A palavra partido implica, por sua etimologia, a ideia de divisão, de cisão e, por conseguinte, a de luta, de agressão, de violência, de intolerância; de ódio, de animosidade, de vingança, coisas todas contrárias ao espírito do Espiritismo. Não tendo o Espiritismo nenhum desses caracteres, pois que os repudia, por suas tendências mesmas, não é um partido na acepção vulgar da palavra, e nosso correspondente tem muitíssima razão para repelir a qualificação deste ponto de vista.
Mas ao nome de partido se liga também a ideia de uma força, física ou moral, bastante forte para pesar na balança, bastante preponderante para que se possa contar com ela; aplicando-o ao Espiritismo, pouco ou nada conhecido, é dar-lhe um ato de notória existência, uma posição entre as opiniões, constatar a sua importância e, como consequência, provocar o seu exame, o que ele não cessa de pedir. Sob esse aspecto, devia repudiar tanto menos essa qualificação, embora fazendo reservas sobre o sentido a ligar a isto, quanto, partida do alto, ela dava um desmentido oficial aos que pretendem que o Espiritismo seja um mito sem consistência, que se gabavam de o haver enterrado vinte vezes. Foi possível julgar do alcance desta palavra pelo ardor desajeitado com o qual certos órgãos da imprensa dela se apoderam para transformá-la num espantalho.
É por esta consideração, e neste sentido, que dissemos que o Espiritismo aceita o título de partido, já que lho dão, porque era engrandecê-lo aos olhos do público; mas não tivemos em vista fazê-lo perder sua qualidade essencial, a de doutrina filosófica moralizadora, que faz sua glória e a sua força. Longe de nós, pois, o pensamento de transformar em partidários os adeptos de uma doutrina de paz, de tolerância, de caridade e de fraternidade. A palavra partido, aliás, nem sempre implica a ideia de luta, de sentimentos hostis; não se diz: o partido da paz? o partido das pessoas honestas? O Espiritismo já provou, e provará sempre, que pertence a esta categoria.

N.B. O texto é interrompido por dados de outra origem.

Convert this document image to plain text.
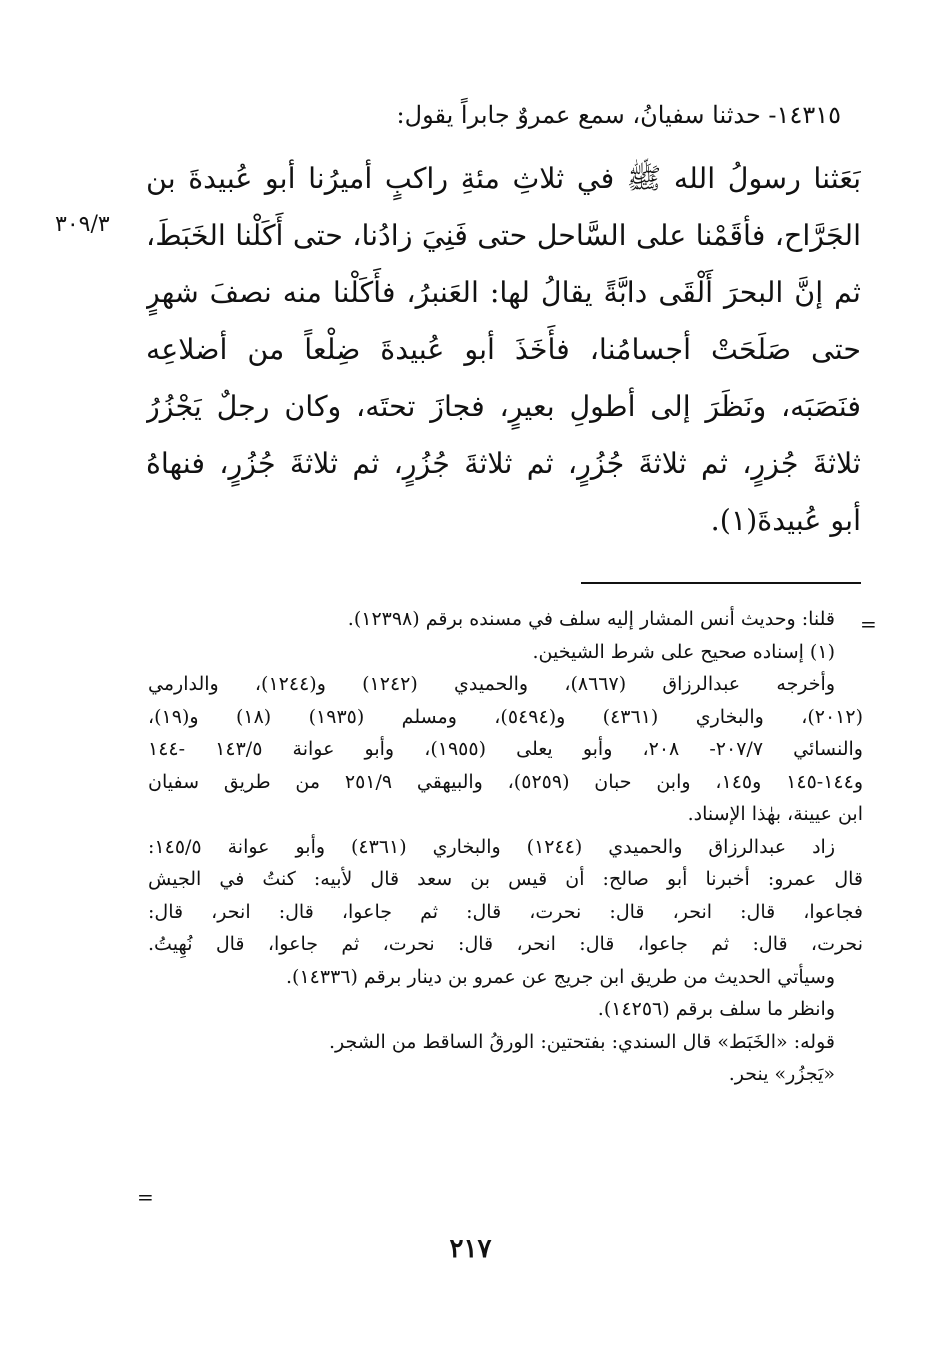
١٤٣١٥- حدثنا سفيانُ، سمع عمروٌ جابراً يقول:
بَعَثنا رسولُ الله ﷺ في ثلاثِ مئةِ راكبٍ أميرُنا أبو عُبيدةَ بن
الجَرَّاح، فأقَمْنا على السَّاحل حتى فَنِيَ زادُنا، حتى أَكَلْنا الخَبَطَ،
ثم إنَّ البحرَ أَلْقَى دابَّةً يقالُ لها: العَنبرُ، فأَكَلْنا منه نصفَ شهرٍ
حتى صَلَحَتْ أجسامُنا، فأَخَذَ أبو عُبيدةَ ضِلْعاً من أضلاعِه
فنَصَبَه، ونَظَرَ إلى أطولِ بعيرٍ، فجازَ تحتَه، وكان رجلٌ يَجْزُرُ
ثلاثةَ جُزرٍ، ثم ثلاثةَ جُزُرٍ، ثم ثلاثةَ جُزُرٍ، ثم ثلاثةَ جُزُرٍ، فنهاهُ
أبو عُبيدةَ(١).
٣٠٩/٣
=
قلنا: وحديث أنس المشار إليه سلف في مسنده برقم (١٢٣٩٨).
(١) إسناده صحيح على شرط الشيخين.
وأخرجه عبدالرزاق (٨٦٦٧)، والحميدي (١٢٤٢) و(١٢٤٤)، والدارمي
(٢٠١٢)، والبخاري (٤٣٦١) و(٥٤٩٤)، ومسلم (١٩٣٥) (١٨) و(١٩)،
والنسائي ٢٠٧/٧- ٢٠٨، وأبو يعلى (١٩٥٥)، وأبو عوانة ١٤٣/٥ -١٤٤
و١٤٤-١٤٥ و١٤٥، وابن حبان (٥٢٥٩)، والبيهقي ٢٥١/٩ من طريق سفيان
ابن عيينة، بهٰذا الإسناد.
زاد عبدالرزاق والحميدي (١٢٤٤) والبخاري (٤٣٦١) وأبو عوانة ١٤٥/٥:
قال عمرو: أخبرنا أبو صالح: أن قيس بن سعد قال لأبيه: كنتُ في الجيش
فجاعوا، قال: انحر، قال: نحرت، قال: ثم جاعوا، قال: انحر، قال:
نحرت، قال: ثم جاعوا، قال: انحر، قال: نحرت، ثم جاعوا، قال نُهِيتُ.
وسيأتي الحديث من طريق ابن جريج عن عمرو بن دينار برقم (١٤٣٣٦).
وانظر ما سلف برقم (١٤٢٥٦).
قوله: «الخَبَط» قال السندي: بفتحتين: الورقُ الساقط من الشجر.
«يَجزُر» ينحر.
=
٢١٧
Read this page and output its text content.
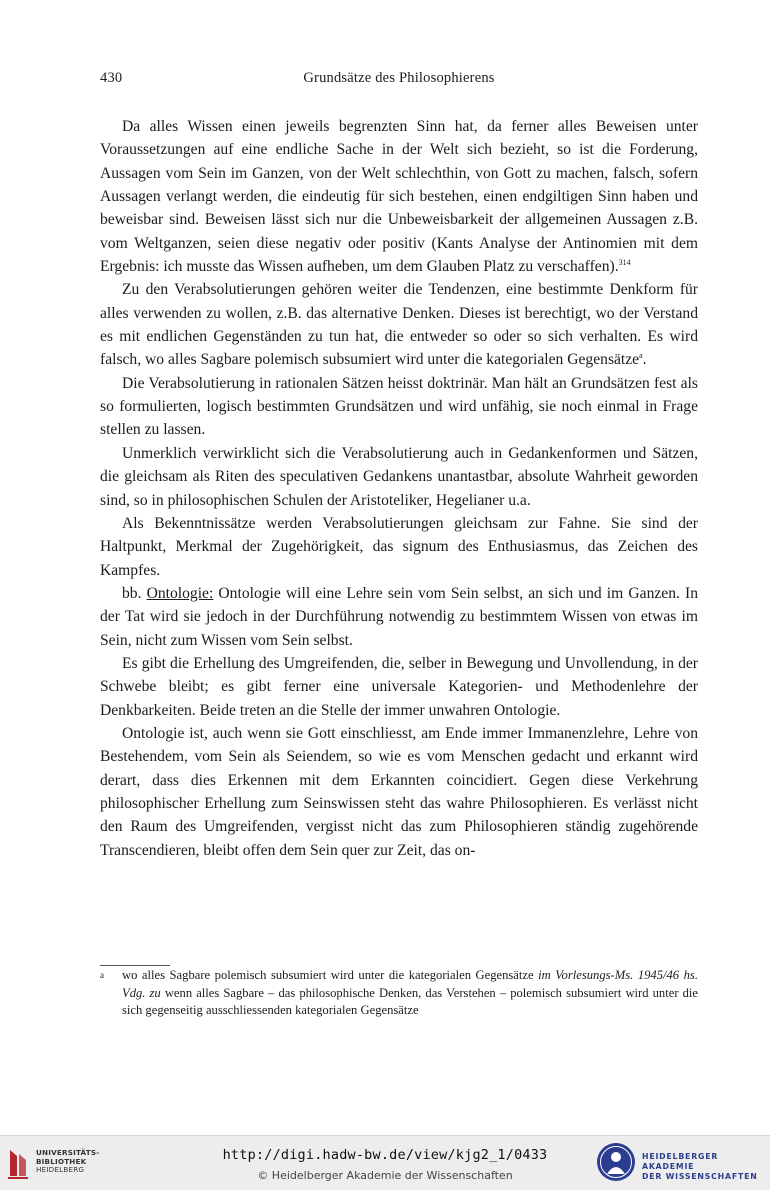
430	Grundsätze des Philosophierens

Da alles Wissen einen jeweils begrenzten Sinn hat, da ferner alles Beweisen unter Voraussetzungen auf eine endliche Sache in der Welt sich bezieht, so ist die Forderung, Aussagen vom Sein im Ganzen, von der Welt schlechthin, von Gott zu machen, falsch, sofern Aussagen verlangt werden, die eindeutig für sich bestehen, einen endgiltigen Sinn haben und beweisbar sind. Beweisen lässt sich nur die Unbeweisbarkeit der allgemeinen Aussagen z.B. vom Weltganzen, seien diese negativ oder positiv (Kants Analyse der Antinomien mit dem Ergebnis: ich musste das Wissen aufheben, um dem Glauben Platz zu verschaffen).$^{314}$

Zu den Verabsolutierungen gehören weiter die Tendenzen, eine bestimmte Denkform für alles verwenden zu wollen, z.B. das alternative Denken. Dieses ist berechtigt, wo der Verstand es mit endlichen Gegenständen zu tun hat, die entweder so oder so sich verhalten. Es wird falsch, wo alles Sagbare polemisch subsumiert wird unter die kategorialen Gegensätze$^a$.

Die Verabsolutierung in rationalen Sätzen heisst doktrinär. Man hält an Grundsätzen fest als so formulierten, logisch bestimmten Grundsätzen und wird unfähig, sie noch einmal in Frage stellen zu lassen.

Unmerklich verwirklicht sich die Verabsolutierung auch in Gedankenformen und Sätzen, die gleichsam als Riten des speculativen Gedankens unantastbar, absolute Wahrheit geworden sind, so in philosophischen Schulen der Aristoteliker, Hegelianer u.a.

Als Bekenntnissätze werden Verabsolutierungen gleichsam zur Fahne. Sie sind der Haltpunkt, Merkmal der Zugehörigkeit, das signum des Enthusiasmus, das Zeichen des Kampfes.

bb. Ontologie: Ontologie will eine Lehre sein vom Sein selbst, an sich und im Ganzen. In der Tat wird sie jedoch in der Durchführung notwendig zu bestimmtem Wissen von etwas im Sein, nicht zum Wissen vom Sein selbst.

Es gibt die Erhellung des Umgreifenden, die, selber in Bewegung und Unvollendung, in der Schwebe bleibt; es gibt ferner eine universale Kategorien- und Methodenlehre der Denkbarkeiten. Beide treten an die Stelle der immer unwahren Ontologie.

Ontologie ist, auch wenn sie Gott einschliesst, am Ende immer Immanenzlehre, Lehre von Bestehendem, vom Sein als Seiendem, so wie es vom Menschen gedacht und erkannt wird derart, dass dies Erkennen mit dem Erkannten coincidiert. Gegen diese Verkehrung philosophischer Erhellung zum Seinswissen steht das wahre Philosophieren. Es verlässt nicht den Raum des Umgreifenden, vergisst nicht das zum Philosophieren ständig zugehörende Transcendieren, bleibt offen dem Sein quer zur Zeit, das on-

a wo alles Sagbare polemisch subsumiert wird unter die kategorialen Gegensätze im Vorlesungs-Ms. 1945/46 hs. Vdg. zu wenn alles Sagbare – das philosophische Denken, das Verstehen – polemisch subsumiert wird unter die sich gegenseitig ausschliessenden kategorialen Gegensätze
UNIVERSITÄTS-
BIBLIOTHEK
HEIDELBERG
http://digi.hadw-bw.de/view/kjg2_1/0433
© Heidelberger Akademie der Wissenschaften
HEIDELBERGER AKADEMIE
DER WISSENSCHAFTEN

Quanto ao mais, faça o que fizer, o Espiritismo não pode deixar de ser um partido. Com efeito, que é um partido, abstração feita da ideia de luta? é uma opinião que não é partilhada senão por uma parte da população. Mas essa qualificação só é dada às opiniões que contam um número de aderentes bastante considerável para chamar a atenção e representar um papel. Ora, não sendo ainda de todos, a opinião espírita é, necessariamente, um partido em relação às opiniões contrárias, que o combatem, até que os tenha unido a todos. Em virtude de seus princípios, ele não é agressivo; não se impõe; não subjuga; não pede para si senão a liberdade de pensar à sua maneira, seja; mas, desde que é atacado, tratado como pária, deve defender-se e reivindicar para si o que é de direito comum; ele o deve, é seu dever, sob pena de ser acusado de renegar sua causa, que é a de todos os seus irmãos em crença, que não poderia abandonar sem cobardia. Entra, pois, forçosamente na luta, por maior repugnância que experimente; não é inimigo de ninguém, é verdade, mas tem inimigos que procuram esmagá-lo; é por sua firmeza, por sua perseverança e por sua coragem que se lhes imporá; suas armas são completamente diversas das dos adversários, também é verdade; mas não deixa de ser para eles, e apesar deles, um partido, pois não lhe teriam dado este título se não o tivessem julgado bastante forte para os contrabalançar.
Tais são os motivos pelos quais julgamos que o Espiritismo podia aceitar a qualificação de partido, que lhe era dado por seus antagonistas, sem que o tenha tomado por si mesmo porque era aceitar o repto que lhe era lançado. Pensamos que o podia, sem repudiar os seus princípios.